Щеглова — чистенькая, ласковая, аж светится — марлей по скамейке туда-сюда: «Садитесь, товарищ старшина, отдохните у нас», прямо как настоящая хозяйка. И все у них как-то по-семейному.
Совсем уж было собрался присесть хоть ненадолго, так и вертелось на языке похвальное слово: «Добре живете, хлопцы!» — а вспомнил, что сейчас опять под дождь, в слякоть, в надоевшую дорогу, отступил на шаг к двери и сказал совсем не то, что думал:
— Швыдче, Бондаревич! Який же ты, хлопче, тугодум…
— Кравцов, поезжайте!
Сергей поспешно надел шинель, снял о гвоздя плащ-палатку.

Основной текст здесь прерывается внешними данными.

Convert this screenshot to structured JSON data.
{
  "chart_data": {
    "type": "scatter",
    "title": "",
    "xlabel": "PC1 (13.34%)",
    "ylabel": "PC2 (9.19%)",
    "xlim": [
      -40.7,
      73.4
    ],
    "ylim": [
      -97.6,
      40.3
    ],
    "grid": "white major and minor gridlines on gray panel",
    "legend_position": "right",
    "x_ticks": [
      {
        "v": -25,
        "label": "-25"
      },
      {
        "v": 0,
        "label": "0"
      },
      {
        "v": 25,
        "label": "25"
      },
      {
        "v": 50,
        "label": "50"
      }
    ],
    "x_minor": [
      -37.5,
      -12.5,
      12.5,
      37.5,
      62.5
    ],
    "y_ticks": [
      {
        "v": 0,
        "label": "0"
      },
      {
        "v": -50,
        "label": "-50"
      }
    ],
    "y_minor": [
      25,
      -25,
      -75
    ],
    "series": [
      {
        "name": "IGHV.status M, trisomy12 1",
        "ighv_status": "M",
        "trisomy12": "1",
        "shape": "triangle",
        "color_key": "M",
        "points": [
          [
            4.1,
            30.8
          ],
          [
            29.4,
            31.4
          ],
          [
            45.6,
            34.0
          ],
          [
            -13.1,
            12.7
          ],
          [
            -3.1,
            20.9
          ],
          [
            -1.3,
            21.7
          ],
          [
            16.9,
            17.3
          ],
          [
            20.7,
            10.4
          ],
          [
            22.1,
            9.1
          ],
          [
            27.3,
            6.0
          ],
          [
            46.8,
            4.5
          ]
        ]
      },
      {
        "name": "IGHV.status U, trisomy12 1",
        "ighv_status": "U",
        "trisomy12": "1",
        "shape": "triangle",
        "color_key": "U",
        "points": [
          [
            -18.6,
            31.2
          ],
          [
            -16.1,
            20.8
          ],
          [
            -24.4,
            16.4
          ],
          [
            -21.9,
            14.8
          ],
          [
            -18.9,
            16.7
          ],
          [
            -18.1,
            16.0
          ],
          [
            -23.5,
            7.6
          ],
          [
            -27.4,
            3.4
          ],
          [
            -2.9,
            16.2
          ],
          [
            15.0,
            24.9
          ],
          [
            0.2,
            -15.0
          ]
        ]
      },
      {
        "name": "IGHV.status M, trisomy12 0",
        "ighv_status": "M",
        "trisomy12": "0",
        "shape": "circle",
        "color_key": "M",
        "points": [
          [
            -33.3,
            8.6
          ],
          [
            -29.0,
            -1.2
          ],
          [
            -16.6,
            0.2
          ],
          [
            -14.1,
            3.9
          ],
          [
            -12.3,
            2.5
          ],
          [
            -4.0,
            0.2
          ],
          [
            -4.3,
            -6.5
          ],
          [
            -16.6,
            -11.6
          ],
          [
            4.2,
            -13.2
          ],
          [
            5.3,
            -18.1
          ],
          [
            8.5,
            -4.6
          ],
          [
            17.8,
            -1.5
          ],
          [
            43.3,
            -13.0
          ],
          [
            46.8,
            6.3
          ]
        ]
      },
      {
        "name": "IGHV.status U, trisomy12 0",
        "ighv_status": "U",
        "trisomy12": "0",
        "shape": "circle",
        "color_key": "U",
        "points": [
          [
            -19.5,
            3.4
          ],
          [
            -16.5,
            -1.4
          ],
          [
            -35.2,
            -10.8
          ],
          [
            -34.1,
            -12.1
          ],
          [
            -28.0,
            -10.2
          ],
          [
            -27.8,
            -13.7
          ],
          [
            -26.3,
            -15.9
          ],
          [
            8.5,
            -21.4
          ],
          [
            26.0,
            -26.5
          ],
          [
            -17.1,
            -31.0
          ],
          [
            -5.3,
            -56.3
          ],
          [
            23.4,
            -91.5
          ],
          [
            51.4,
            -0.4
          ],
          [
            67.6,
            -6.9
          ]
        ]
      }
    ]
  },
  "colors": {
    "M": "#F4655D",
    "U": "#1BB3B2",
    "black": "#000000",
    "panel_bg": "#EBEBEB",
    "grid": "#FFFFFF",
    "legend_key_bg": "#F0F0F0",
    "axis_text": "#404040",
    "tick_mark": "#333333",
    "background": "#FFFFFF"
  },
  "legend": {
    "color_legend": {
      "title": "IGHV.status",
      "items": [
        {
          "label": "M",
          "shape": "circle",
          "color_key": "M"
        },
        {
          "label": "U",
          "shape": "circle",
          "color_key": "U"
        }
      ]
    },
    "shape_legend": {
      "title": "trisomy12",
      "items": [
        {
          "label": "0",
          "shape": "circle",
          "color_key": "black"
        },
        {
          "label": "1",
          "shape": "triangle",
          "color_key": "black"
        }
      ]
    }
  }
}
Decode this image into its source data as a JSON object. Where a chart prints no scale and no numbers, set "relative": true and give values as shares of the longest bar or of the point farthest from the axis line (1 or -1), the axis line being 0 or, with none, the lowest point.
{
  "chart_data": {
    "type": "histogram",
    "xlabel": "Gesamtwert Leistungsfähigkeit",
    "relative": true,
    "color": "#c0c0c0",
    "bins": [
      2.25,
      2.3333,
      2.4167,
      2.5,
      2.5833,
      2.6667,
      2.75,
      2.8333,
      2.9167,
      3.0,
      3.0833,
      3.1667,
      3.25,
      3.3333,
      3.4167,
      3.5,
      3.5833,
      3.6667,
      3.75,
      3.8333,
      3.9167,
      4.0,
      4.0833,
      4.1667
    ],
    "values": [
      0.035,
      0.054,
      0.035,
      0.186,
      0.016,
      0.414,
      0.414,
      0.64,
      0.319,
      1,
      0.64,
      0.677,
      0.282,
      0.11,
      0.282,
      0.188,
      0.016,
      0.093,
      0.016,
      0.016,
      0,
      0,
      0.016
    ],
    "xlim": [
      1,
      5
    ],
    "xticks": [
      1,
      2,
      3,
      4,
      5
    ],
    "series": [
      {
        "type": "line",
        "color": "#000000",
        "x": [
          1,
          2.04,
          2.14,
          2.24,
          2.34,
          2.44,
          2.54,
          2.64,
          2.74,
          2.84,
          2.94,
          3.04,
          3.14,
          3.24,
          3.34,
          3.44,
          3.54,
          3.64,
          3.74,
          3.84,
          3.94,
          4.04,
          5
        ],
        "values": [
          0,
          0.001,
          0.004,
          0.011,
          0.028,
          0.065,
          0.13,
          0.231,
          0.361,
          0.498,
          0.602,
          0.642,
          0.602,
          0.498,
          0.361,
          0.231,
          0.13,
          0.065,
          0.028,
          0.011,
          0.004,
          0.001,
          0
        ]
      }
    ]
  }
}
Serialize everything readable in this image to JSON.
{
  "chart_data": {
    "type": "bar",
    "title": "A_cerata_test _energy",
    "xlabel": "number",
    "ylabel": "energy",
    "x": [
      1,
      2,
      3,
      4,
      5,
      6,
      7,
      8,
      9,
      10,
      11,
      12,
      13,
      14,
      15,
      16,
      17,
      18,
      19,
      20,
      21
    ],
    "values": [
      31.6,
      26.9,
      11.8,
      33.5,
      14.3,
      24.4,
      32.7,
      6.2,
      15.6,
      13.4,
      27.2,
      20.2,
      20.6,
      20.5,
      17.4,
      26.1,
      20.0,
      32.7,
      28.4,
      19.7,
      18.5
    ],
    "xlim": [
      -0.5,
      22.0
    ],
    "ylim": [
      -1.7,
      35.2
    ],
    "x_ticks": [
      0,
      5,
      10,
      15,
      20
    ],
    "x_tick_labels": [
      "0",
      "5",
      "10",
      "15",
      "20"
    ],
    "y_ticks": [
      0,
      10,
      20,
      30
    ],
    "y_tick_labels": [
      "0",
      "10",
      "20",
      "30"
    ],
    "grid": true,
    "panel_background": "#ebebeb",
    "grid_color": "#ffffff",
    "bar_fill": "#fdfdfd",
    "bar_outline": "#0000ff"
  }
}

— Рукавицы возьми, — посоветовал Чуркин. — Разнегодилось на дворе. Мои бери. Сухие.
Обычно скорая езда — Поманысточко летал с ветерком — сразу успокаивала Мазуренку. Сегодня этого не случилось. Ясно — из-за Варвары. Как с цепи сорвалась баба: «Отойди от греха подальше, хозяин, спрячь руки! Покаешься. Кончились наши с тобой игрушечки… Человека я полюбила, понял?»
«Ты шо ж, всех подряд любишь?»
«Это уж мое дело. На дороге не становись. Ославлю — тошно будет».
И все из-за того, что вел он себя не так, как бабам нравится. Ни словом никогда не обласкал, не посулил ничего. Пришел молча и ушел молча, а что было, что осталось у нее на душе, с тем пусть сама разбирается. И не сказать, что не по сердцу она ему, — добрая баба! Если что и водилось за нею раньше, на то наплевать и размазать, сам не святой. Надо было как-то по-сердечному обогреть ее, да что поделаешь, если он такой тугой на ласковые слова?
«Отколола номер, грець бы тебя побрал», — удивлялся Мазуренко. До этого он и в мыслях не держал, что его отношения с Варварой могут разладиться, и уже подумывал между делом, как скажет ей в последний день войны, если, конечно, головы уцелеют: «Собирайся, Варваро. Приказ придет — едем на Черниговщину. Слепим хатку, посадим вишневый садок, корову купим, рябых поросяток. А не хочешь с поросятами возиться — айда на Урал, на знаменитый металлургический, будем с тобою — рабочий класс». И вот — на тебе: «Человека полюбила…» Может, врет, чтоб припугнуть. Где тут такой человек, чтоб ей до пары? Зеленые хлопченята. Разве воронежский пригорнулся, так когда мог успеть? «Ни, — решил Мазуренко, — хитрит баба, хочет, щоб на ушко ласковое слово пошептал. Ну шо ж, пошепчу. Голубкою назову, ще як-нибудь, и охолонет, смилостивится. Все они, бабы, одним миром мазаны».
Въехали в город. Дорога стала петлять по улицам и переулкам, между развалинами домов, машина то натужно взбиралась на полузаросшие замороженным, омертвелым бурьяном кирпичные завалы, за которыми, крича во весь голос, еще торчали кое-где шесты с фанерками: «Внимание — мины! Осторожно — мины!», то ныряла в залитые водой колдобины. Мазуренко, тщетно силясь уберечь от толчков разболевшуюся ногу, не выдержал наконец:
— Бисив сын, Мыкола! Не гони…
Поманысточко поспешно сбавил скорость, искренне сочувствуя старшине, хотя Мазуренко меньше страдал в эту минуту, от боли, нежели от того, что опять вспомнил обидный для себя разговор с командиром батареи.
— Мыкола, ты с хозяйским глазом?
— А як же?
— Брэшешь. Нэма у тэбэ хозяйского глаза. Мисяць на новой машине ездишь, а вже грохоче, як трактор у поле.
— Так то ж — борты…
— А ты обязан кохать ее, як дивчину. Е у тэбэ дивчина?
— Жинка е.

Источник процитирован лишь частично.